Delivery status filter support, to replace the delivery status codes
and explanatory text of successful or unsuccessful deliveries by
Postfix mail delivery agents.

This was originally implemented for sites that want to turn certain
soft delivery errors into hard delivery errors, but it can also be
used to censor out information from delivery confirmation reports.

This feature is implemented as a filter that replaces the three-number
enhanced status code and descriptive text in Postfix delivery agent
success, bounce, or defer messages.

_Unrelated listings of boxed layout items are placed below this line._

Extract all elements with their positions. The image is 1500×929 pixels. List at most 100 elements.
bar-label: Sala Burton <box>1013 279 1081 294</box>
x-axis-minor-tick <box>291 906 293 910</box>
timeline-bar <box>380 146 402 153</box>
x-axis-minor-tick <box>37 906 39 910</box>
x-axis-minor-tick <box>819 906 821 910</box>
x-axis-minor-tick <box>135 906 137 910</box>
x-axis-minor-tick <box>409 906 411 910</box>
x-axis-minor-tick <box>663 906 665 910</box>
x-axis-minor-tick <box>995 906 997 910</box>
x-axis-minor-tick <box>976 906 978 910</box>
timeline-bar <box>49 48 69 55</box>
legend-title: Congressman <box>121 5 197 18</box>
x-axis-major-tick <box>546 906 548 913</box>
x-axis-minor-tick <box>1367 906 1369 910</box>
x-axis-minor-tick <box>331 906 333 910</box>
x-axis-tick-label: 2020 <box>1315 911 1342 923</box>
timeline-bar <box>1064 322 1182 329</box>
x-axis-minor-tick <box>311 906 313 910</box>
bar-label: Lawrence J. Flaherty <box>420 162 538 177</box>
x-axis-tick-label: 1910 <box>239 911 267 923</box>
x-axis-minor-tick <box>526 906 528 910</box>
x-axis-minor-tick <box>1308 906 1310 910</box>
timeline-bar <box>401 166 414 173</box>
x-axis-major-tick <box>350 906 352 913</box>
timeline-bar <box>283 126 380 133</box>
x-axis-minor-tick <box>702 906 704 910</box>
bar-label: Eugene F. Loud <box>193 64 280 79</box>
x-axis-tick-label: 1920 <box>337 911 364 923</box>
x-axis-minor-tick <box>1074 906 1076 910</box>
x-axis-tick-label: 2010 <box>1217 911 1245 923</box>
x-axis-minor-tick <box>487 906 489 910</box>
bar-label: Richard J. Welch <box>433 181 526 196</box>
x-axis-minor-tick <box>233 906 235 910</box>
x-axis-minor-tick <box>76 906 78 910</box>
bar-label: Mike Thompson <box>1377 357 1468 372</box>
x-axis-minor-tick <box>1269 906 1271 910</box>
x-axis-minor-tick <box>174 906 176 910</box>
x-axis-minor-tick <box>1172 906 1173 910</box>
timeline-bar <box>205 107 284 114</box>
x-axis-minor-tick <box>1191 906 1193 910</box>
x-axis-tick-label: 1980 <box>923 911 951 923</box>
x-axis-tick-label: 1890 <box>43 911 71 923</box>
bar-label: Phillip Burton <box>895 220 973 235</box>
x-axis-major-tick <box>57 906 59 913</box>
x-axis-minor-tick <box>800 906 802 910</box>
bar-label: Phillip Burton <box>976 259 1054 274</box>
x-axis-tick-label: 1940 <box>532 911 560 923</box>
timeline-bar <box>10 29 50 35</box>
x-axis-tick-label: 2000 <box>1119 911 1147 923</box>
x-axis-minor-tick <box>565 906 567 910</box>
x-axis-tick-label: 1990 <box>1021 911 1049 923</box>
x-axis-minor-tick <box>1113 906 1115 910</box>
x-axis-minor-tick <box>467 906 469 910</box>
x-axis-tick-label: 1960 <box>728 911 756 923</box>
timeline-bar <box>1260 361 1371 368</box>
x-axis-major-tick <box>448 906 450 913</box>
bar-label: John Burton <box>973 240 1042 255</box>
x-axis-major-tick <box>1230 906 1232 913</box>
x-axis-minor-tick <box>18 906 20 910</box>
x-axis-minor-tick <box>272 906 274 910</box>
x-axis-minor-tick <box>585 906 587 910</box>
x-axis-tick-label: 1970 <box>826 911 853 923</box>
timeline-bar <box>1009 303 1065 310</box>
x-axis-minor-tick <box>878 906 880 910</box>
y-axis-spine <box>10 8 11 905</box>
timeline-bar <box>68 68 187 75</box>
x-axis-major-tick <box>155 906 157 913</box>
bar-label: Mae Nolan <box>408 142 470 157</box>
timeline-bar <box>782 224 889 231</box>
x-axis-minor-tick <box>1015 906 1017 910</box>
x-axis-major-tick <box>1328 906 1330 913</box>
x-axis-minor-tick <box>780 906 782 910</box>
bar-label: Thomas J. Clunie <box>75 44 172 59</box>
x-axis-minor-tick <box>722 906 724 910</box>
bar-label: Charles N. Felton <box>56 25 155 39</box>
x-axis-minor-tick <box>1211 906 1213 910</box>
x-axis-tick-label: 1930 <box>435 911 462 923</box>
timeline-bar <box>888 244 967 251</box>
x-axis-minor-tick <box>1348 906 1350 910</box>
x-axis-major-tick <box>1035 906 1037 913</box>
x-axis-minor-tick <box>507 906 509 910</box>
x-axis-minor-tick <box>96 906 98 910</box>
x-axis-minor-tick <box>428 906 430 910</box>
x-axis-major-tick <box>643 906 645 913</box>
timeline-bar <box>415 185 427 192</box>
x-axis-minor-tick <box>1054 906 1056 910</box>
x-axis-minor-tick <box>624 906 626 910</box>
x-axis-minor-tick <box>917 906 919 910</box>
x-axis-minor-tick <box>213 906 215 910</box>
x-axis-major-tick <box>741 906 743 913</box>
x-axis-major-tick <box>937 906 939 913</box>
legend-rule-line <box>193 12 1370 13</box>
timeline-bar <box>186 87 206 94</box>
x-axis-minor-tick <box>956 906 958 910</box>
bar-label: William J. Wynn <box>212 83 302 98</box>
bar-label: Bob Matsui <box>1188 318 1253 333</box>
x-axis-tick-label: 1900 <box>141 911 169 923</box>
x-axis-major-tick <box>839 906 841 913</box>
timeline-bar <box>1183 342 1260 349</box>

Note: this will not override
"soft_bounce=yes", and this will not change a successful delivery
status into an unsuccessful status or vice versa.

The first example turns specific soft TLS errors into hard
errors, by overriding the first number in the enhanced status code.

/etc/postfix/main.cf:
    smtp_delivery_status_filter = pcre:/etc/postfix/smtp_dsn_filter

/etc/postfix/smtp_dsn_filter:
    /^4(\.\d+\.\d+ TLS is required, but host \S+ refused to start TLS: .+)/ 5$1
    /^4(\.\d+\.\d+ TLS is required, but was not offered by host .+)/ 5$1

The second example removes the destination command name and file
name from local(8) successful delivery reports, so that they will
not be reported when a sender requests confirmation of delivery.

/etc/postfix/main.cf:
    local_delivery_status_filter = pcre:/etc/postfix/local_dsn_filter

/etc/postfix/local_dsn_filter:
    /^(2\S+ delivered to file).+/    $1
    /^(2\S+ delivered to command).+/ $1

This feature is supported in the lmtp(8), local(8), pipe(8), smtp(8)
and virtual(8) delivery agents. That is, all delivery agents that
actually deliver mail. 

The new main.cf parameters and default values are:

    default_delivery_status_filter =
    lmtp_delivery_status_filter = $default_delivery_status_filter
    local_delivery_status_filter = $default_delivery_status_filter
    pipe_delivery_status_filter = $default_delivery_status_filter
    smtp_delivery_status_filter = $default_delivery_status_filter
    virtual_delivery_status_filter = $default_delivery_status_filter

See the postconf(5) manpage for more details.